I think that is all I need deal with, except some remarks of my noble friend the Earl of Radnor. He said, and I frankly admit it, that the time has been very short for the purposes of considering these provisions. That was inevitable in the circumstances of the case, but if he is willing to spend the next day or two in reading the provisions of these various Orders, I think he will find that the cases of superannuation, hire-purchase and landlord and tenant are reasonably well and properly treated in these Orders. Though I agree with him that there are cases in which men may be better off as a result of being called up, and also in which men may be worse off, I do not think that that is avoidable in the circumstances with which we are confronted here. In dealing with the enormously complex problems that have arisen in connection with these Acts and with the millions of people who will ultimately be affected under them, the difficulties are such that it is quite impossible to hope for more than fair and reasonable justice. You cannot do more. You will not be able to settle every problem with complete equity. You are dealing with a great number of different people in different circumstances and related by different obligations. All you can do is to do your best as between persons roughly in the position of creditors and persons roughly in the position of debtors.

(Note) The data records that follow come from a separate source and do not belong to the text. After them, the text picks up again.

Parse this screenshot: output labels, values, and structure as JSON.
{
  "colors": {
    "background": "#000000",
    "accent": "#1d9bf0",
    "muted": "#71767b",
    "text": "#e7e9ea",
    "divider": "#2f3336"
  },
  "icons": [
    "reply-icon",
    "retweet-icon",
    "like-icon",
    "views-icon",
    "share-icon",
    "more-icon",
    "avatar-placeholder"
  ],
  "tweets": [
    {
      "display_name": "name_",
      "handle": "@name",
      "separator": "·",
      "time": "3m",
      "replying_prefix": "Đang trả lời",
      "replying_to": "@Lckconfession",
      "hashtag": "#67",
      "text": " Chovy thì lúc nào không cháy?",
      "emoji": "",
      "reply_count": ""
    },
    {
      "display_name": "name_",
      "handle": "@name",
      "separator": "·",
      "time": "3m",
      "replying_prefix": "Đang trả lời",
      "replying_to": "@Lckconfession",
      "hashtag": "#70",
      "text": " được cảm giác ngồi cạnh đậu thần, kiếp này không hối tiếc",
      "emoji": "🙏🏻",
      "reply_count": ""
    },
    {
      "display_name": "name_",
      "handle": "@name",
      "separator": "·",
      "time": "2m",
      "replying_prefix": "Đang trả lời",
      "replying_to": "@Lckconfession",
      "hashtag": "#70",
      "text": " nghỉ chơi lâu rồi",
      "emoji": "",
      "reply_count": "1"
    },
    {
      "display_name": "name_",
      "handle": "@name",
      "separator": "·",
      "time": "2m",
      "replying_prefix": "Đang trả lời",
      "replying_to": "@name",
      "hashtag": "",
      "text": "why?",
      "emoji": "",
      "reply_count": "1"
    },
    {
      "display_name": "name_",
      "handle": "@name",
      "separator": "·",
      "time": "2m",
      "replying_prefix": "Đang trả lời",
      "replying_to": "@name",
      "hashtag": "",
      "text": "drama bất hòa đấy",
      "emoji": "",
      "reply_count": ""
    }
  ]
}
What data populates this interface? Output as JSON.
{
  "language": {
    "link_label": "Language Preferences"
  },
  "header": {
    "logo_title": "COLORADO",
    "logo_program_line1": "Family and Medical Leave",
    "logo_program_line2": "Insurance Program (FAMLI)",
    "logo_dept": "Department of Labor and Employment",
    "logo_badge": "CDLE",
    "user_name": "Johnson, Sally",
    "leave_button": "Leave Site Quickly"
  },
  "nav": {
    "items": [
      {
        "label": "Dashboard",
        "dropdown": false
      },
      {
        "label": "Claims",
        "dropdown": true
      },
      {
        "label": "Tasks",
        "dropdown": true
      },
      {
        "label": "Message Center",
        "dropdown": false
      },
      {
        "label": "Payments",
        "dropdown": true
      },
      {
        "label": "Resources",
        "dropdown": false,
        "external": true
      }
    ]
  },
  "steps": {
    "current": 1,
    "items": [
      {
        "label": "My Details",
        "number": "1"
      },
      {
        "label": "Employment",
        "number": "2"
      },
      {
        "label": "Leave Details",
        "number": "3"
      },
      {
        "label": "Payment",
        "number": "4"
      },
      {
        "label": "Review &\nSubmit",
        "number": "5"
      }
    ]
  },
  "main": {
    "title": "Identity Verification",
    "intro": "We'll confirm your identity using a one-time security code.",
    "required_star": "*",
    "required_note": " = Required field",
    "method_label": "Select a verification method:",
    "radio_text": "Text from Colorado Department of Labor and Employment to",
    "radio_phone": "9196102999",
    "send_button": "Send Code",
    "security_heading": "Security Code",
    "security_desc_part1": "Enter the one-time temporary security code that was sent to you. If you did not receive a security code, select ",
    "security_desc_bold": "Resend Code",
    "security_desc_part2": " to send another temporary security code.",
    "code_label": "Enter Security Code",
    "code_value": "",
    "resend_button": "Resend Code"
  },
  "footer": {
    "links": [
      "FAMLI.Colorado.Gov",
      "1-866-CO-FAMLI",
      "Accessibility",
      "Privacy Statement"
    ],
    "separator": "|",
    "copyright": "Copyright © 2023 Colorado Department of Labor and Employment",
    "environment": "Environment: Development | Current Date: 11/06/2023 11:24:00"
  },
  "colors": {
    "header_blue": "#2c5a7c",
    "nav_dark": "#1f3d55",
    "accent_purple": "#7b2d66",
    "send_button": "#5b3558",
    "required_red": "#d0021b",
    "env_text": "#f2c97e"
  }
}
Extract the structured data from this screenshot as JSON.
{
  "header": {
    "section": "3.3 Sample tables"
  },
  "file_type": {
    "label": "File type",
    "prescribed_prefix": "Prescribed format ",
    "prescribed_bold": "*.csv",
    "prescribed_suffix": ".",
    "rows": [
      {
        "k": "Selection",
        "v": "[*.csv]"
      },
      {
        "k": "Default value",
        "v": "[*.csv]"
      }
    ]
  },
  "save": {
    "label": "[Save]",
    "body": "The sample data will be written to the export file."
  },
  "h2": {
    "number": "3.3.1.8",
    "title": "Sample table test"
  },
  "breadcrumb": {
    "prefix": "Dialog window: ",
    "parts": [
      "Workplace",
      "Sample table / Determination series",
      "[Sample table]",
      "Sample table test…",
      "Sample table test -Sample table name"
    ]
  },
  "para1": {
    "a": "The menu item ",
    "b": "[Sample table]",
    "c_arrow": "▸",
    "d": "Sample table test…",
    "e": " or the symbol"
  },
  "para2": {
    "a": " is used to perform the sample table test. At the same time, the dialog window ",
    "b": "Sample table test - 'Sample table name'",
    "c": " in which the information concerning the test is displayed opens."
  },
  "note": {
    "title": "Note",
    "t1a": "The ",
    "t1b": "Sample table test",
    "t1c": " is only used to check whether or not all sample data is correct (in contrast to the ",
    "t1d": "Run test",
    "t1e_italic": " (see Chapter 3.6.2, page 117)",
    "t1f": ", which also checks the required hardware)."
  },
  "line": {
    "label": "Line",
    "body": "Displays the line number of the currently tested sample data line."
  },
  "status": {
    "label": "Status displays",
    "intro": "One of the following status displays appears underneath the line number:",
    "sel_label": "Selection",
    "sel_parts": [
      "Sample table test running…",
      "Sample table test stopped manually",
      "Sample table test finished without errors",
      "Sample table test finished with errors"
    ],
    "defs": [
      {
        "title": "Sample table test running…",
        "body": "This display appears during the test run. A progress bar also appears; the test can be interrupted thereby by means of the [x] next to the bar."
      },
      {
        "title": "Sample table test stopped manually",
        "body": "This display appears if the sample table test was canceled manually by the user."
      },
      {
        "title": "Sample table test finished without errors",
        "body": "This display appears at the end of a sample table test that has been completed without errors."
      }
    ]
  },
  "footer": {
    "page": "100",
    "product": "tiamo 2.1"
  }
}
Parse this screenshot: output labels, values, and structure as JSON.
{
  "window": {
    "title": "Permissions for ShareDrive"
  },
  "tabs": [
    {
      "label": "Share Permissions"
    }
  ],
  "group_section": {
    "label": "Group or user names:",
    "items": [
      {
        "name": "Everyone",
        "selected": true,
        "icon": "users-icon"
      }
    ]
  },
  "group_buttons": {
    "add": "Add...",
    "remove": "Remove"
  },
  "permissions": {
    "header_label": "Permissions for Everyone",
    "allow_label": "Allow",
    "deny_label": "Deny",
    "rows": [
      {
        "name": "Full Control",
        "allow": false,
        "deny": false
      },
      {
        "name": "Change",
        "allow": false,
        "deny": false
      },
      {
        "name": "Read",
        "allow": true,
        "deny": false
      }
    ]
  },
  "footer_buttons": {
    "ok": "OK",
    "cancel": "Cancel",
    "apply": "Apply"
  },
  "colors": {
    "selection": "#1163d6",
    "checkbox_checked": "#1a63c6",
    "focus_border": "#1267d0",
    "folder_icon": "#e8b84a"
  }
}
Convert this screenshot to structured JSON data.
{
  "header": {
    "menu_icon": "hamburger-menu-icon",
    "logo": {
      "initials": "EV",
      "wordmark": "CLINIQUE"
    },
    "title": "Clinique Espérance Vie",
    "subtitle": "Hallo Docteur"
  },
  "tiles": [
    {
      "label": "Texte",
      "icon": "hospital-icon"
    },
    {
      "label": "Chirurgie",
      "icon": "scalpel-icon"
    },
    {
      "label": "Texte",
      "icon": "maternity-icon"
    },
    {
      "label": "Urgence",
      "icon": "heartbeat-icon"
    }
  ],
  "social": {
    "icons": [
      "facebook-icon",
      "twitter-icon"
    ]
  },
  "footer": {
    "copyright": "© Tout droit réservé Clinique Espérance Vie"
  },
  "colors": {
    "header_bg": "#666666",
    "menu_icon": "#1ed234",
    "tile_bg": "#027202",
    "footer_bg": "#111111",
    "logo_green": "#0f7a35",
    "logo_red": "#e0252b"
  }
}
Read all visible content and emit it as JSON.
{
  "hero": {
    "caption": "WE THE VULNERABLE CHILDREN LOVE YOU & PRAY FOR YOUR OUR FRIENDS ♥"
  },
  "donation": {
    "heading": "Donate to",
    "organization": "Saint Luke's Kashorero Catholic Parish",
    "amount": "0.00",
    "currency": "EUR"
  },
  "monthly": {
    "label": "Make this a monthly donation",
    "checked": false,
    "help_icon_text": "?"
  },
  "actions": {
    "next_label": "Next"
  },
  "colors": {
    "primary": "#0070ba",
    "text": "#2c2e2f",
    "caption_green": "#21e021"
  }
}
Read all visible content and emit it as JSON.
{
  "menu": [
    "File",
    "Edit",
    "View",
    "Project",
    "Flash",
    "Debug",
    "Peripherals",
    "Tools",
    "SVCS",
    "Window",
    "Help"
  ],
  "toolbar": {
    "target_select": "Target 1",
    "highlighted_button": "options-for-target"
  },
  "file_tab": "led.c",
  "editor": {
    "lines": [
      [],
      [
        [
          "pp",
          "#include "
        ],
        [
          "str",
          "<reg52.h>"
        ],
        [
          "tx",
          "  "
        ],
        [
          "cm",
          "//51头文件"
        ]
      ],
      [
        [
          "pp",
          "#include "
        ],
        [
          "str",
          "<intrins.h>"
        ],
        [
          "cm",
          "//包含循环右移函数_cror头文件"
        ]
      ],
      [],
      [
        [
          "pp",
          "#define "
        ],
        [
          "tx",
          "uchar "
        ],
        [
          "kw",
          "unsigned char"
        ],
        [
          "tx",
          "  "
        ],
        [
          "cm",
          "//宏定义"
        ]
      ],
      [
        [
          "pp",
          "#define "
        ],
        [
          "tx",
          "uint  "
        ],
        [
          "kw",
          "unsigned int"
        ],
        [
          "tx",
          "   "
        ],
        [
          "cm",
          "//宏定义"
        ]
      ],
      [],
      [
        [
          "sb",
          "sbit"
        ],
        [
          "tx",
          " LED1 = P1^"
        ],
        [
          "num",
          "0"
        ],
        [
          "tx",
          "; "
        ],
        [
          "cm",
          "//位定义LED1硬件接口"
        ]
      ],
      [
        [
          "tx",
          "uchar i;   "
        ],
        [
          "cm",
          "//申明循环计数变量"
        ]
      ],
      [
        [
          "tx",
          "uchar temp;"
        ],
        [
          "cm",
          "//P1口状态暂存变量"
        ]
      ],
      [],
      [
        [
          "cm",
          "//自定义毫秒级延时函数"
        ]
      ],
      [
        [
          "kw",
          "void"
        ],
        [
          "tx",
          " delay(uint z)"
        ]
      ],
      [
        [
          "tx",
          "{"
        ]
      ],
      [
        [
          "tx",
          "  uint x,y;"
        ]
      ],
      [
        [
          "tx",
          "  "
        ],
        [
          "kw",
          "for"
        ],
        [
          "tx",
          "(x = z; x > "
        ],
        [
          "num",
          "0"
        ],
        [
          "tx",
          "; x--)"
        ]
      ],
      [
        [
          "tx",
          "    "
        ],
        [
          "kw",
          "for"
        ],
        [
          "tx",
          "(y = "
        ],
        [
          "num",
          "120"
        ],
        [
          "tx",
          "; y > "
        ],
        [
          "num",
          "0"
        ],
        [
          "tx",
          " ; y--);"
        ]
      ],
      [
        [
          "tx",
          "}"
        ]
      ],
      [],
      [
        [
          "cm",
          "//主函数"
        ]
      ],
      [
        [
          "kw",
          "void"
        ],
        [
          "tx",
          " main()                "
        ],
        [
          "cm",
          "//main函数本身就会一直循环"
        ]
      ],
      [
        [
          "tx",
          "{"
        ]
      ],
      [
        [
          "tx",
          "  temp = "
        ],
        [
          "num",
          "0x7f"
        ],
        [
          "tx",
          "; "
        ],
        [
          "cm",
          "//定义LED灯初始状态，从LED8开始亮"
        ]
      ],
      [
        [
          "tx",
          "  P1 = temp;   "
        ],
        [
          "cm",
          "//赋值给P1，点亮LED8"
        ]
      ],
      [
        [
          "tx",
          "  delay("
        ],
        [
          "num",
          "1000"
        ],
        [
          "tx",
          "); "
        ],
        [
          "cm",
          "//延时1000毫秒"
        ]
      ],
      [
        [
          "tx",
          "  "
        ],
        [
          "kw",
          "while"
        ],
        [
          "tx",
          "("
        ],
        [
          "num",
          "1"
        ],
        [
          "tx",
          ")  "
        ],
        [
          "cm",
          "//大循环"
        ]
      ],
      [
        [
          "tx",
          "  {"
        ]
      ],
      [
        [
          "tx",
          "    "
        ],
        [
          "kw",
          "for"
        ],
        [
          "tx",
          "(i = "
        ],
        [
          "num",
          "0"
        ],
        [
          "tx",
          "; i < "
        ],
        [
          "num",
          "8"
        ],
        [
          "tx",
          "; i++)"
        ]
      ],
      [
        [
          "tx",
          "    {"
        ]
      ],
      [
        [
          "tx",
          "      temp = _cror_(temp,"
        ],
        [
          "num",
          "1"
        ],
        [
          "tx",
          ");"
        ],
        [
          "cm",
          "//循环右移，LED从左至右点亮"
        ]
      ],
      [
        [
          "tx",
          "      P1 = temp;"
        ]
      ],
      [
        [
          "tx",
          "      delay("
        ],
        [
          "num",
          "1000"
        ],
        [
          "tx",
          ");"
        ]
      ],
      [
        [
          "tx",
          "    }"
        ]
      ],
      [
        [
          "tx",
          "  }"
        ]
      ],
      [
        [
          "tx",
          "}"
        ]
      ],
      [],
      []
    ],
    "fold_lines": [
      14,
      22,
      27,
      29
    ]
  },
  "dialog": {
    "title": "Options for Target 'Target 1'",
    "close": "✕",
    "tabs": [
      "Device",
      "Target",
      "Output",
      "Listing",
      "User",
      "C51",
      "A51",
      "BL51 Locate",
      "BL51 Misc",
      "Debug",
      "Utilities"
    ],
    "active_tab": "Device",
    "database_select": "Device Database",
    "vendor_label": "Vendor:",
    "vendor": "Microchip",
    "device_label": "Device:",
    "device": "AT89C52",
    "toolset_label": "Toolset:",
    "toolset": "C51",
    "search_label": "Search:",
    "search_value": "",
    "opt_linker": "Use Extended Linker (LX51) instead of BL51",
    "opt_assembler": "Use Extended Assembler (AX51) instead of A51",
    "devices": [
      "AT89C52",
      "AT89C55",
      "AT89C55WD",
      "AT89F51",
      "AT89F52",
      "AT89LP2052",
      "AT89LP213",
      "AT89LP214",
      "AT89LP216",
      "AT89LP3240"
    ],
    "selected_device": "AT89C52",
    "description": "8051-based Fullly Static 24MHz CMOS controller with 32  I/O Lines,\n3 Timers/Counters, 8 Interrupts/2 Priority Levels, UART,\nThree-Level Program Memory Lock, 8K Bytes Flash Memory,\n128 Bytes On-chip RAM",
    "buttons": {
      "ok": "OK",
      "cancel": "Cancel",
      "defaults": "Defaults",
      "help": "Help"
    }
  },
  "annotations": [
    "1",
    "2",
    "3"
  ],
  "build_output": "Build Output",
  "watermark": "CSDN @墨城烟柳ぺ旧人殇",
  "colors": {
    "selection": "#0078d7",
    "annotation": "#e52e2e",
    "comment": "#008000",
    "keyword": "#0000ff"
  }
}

In conclusion, I would say for myself that I believe that these measures are really, considered in the light of practical working, not ungenerous to the men who are being called up under these Acts, and that on the whole they will give substantial justice. Because I believe that that is true, although I frankly admit that amendments may be necessary in the future, I ask your Lordships to vote in favour of this Motion.

On Question, Motion agreed to.

THE LORD CHANCELLOR acquainted the House, That the Clerk of the Parliaments had laid upon the Table the Certificate from the Examiners that the further Standing Orders applicable to the following Bill have been complied with:—

London Passenger Transport Board.

The same was ordered to lie on the Table.